Omicron is something to be concerned about, and unvaccinated people need to get vaccinated NOW, and people eligible for booster should get them NOW, but the last sentence is something to keep in mind.
[eta.] – Earliest reports said that we wouldn’t really have a good handle on things like transmissibility, how well the existing vaccines work, severity of disease with Omicron, etc., until the end of the month. I think that timeline still holds.
Hang in there, everyone.
Cheers,
Scott.
WhatsMyNym
If this hasn’t been talked about yet, some good news.
sab
@sab: Not like the Iron Wall or Korea, but families who love each other are still separated. Health reasons, but still separated.
The Republican stupid pandemic rules have completely fucked up the message which makes sense, because they are sociopaths who don’t even like their own families. Separatians. Just makes the anit-Democrats angry.
Prolonging the pandemic might be good politics. Bad public policy but good public message. Are We Rs or are we Ds?
sab
@sab: Who the fuck goes to the grocery with a Mazerati? Don’t you have a Civic or GM in the driveway?

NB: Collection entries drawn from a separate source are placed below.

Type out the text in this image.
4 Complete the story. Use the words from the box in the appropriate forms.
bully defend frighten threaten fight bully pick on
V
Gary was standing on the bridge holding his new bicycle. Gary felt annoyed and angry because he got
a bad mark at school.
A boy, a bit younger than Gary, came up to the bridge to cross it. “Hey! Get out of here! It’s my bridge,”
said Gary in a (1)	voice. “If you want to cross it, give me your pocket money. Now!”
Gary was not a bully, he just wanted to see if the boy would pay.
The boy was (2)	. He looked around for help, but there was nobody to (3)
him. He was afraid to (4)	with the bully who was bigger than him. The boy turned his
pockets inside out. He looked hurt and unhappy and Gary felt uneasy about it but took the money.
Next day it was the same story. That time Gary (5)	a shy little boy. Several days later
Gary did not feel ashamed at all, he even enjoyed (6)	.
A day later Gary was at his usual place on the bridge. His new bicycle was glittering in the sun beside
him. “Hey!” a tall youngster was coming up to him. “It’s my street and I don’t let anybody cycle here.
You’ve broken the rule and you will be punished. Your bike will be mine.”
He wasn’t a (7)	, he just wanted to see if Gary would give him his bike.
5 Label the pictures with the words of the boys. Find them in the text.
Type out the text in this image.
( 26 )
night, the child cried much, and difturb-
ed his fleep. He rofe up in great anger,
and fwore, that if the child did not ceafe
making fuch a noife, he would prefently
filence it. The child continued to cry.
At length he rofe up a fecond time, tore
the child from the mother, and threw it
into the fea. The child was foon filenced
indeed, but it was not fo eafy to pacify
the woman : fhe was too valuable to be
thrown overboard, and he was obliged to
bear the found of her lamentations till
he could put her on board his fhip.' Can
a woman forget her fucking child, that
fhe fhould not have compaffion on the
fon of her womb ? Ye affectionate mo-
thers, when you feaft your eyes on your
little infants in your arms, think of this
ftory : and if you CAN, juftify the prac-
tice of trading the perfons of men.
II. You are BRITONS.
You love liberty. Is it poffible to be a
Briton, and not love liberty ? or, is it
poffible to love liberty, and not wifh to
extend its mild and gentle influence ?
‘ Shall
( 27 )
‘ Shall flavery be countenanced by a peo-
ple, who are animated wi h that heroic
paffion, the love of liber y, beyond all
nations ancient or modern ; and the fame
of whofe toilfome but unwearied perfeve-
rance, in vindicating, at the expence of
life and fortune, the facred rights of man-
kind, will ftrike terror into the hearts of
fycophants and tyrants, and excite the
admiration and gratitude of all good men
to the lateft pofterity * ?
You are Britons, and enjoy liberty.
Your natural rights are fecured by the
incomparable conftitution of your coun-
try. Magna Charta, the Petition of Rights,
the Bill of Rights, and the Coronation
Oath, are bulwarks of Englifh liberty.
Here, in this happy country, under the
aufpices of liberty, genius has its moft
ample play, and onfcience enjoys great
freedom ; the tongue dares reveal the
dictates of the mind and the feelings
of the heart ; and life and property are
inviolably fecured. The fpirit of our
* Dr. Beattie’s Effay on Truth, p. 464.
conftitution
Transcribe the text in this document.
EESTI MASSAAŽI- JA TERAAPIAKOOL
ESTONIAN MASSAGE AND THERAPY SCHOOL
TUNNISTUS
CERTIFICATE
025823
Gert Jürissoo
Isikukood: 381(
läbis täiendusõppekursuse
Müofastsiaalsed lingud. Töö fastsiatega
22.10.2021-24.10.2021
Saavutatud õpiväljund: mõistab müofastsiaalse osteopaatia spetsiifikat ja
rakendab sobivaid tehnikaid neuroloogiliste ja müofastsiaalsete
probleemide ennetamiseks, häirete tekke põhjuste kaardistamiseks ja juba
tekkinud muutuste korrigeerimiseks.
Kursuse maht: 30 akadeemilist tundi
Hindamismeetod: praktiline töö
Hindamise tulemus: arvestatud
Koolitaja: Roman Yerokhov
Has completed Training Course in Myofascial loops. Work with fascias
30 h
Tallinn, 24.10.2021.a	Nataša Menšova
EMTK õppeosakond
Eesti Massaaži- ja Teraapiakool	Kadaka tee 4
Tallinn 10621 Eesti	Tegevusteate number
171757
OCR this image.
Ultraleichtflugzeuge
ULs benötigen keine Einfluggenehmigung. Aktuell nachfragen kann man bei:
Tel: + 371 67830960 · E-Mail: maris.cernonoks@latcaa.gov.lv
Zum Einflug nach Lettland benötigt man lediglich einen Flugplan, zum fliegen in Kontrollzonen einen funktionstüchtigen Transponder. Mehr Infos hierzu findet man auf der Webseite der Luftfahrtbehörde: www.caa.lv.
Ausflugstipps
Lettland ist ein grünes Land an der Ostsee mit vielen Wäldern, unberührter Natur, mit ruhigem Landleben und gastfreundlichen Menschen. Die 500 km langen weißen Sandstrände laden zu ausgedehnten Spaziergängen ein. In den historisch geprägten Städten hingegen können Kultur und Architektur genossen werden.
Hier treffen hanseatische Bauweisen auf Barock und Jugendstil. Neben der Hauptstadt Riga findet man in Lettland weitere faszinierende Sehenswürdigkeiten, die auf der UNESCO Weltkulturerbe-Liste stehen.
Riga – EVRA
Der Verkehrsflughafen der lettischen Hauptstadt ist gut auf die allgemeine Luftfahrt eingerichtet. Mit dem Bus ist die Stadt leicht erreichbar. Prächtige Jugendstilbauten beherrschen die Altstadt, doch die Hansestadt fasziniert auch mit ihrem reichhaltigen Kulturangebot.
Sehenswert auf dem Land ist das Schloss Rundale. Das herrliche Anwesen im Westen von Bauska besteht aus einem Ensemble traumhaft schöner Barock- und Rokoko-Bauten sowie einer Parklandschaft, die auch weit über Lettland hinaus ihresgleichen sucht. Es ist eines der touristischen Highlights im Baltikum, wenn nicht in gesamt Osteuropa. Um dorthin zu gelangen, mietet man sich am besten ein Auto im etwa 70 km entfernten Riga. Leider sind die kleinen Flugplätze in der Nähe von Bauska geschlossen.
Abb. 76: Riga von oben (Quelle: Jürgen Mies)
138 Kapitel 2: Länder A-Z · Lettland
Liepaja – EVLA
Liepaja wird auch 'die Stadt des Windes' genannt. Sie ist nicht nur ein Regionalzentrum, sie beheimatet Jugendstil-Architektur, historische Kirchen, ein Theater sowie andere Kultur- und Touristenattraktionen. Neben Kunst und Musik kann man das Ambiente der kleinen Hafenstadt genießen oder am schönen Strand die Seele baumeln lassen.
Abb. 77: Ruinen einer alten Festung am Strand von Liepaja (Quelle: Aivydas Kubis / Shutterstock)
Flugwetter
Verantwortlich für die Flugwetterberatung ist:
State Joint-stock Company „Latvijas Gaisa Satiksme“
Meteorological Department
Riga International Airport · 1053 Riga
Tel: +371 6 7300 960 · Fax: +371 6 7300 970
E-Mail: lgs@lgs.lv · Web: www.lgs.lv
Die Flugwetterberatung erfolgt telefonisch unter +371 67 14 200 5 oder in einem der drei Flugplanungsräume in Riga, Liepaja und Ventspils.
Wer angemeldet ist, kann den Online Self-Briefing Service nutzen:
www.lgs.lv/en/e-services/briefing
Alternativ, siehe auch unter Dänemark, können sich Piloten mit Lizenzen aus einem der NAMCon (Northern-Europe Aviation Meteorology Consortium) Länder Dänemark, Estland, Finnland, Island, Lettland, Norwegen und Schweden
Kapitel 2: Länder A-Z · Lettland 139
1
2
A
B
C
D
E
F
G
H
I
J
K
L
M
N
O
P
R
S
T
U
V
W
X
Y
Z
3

Was she so rude because stuff has hit the fan in her life? Hoping, because she was obnoxious.
sab
@WhatsMyNym: And nobody sent them vaccines at all!
Another Scott
@sab: A Maserati is a glorified FIAT or Chrysler. Manchin’s Maserati SUV is built modified Chrysler 300C chassis.
Nissan and Mercedes have built cars and trucks together.
Badge engineering is a thing, especially in autos, even when the brands are nominal competitors.
Cheers,
Scott.
WaterGirl
@Another Scott: Apparently the laws of physics trump holidays with fixed dates.